1) James W. Sauber: US-Arbeitsmarkt: Nicht für den Export! Ein Bericht über die Situation der amerikanischen Beschäftigten für den 2. UNI-Weltkongress. [2005]
2) Union Network International ist die Fachberufs- und Dienstleistungs-Internationale (weltweit 15.5 Millionen Mitglieder, 900 Gewerkschaften).


I N F O R M A T I O N

Negative Folgen der neoliberalen Arbeitsmarktpolitik in den USA

Rückläufige Jobqualität: Die Verlagerung der Beschäftigung vom Fertigungs- zum Dienstleistungssektor hatte zur Folge, dass viel mehr schlecht bezahlte als gut bezahlte Arbeitsplätze entstanden.

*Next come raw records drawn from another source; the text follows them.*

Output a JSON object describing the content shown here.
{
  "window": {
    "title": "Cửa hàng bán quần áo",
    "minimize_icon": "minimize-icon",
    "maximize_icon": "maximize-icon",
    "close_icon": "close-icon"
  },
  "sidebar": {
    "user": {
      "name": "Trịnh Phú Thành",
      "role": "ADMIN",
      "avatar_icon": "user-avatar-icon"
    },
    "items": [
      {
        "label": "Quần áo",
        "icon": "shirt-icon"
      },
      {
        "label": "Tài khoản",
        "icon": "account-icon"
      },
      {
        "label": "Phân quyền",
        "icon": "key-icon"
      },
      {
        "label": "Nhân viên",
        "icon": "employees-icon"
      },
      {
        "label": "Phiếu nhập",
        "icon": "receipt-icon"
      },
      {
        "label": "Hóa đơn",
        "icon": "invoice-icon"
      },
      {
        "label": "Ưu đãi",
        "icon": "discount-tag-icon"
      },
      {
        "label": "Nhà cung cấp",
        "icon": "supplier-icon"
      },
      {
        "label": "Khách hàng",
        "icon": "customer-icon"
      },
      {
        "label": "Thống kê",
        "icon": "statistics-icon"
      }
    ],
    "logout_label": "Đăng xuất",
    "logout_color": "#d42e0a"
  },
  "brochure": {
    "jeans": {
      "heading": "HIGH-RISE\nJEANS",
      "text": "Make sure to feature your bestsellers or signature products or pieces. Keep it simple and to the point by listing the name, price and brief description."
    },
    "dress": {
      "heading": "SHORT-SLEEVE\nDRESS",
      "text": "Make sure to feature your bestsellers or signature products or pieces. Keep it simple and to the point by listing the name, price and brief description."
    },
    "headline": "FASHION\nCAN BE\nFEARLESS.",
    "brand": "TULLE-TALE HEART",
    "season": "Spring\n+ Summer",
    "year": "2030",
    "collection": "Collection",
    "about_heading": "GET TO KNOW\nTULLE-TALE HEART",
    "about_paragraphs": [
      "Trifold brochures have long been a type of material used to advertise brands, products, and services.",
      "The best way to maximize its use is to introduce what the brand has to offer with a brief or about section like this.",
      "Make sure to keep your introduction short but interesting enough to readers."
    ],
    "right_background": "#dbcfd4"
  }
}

Stagnierende Löhne: Der Verlust an Verhandlungskraft (schwache Gewerkschaften) bewirkte eine Stagnation der Reallöhne. Diese entwickelten sich wesentlich langsamer als die Produktivität.

Krankenversicherung: Die ArbeitgeberInnen wälzen die Kosten dafür auf die ArbeitnehmerInnen ab oder streichen die Krankenversicherung vollständig.

Sinkende Renten: Die Unternehmen haben die so genannten leistungsbezogenen Systeme durch beitragsbezogenen Systeme ersetzt, bei denen der/die Einzelne selbst für die Anlage seiner Rentenfonds verantwortlich ist. Das Enron-Debakel hat die Risiken, die damit verbunden sind, mehr als deutlich vor Augen geführt …

Längere Arbeitszeit: Als Reaktion auf sinkende Reallöhne müssen die Menschen länger arbeiten.

Zunehmende Ungleichheit: Der größte Teil des Einkommenszuwachses der letzten Jahre floss in die Taschen der reichsten Haushalte. Die krassen Ungleichheiten zeigen sich auch beim Vergleich von CEO-Bezügen und Löhnen der ArbeiterInnen: 1965 stand die Verhältniszahl bei 26:1, 2003 lag sie bei 185:1.

Zunehmende Verschuldung: Ebenfalls aufgrund stagnierender Löhne nehmen viele Haushalte Kredite auf. Die Verbraucherschulden liegen bei 24% des Einkommens, die Hypothekarschulden erreichen bis zu 85%.

Armut: 35 Millionen AmerikanerInnen leben in Armut und 44 Millionen können sich keine Krankenversicherung leisten.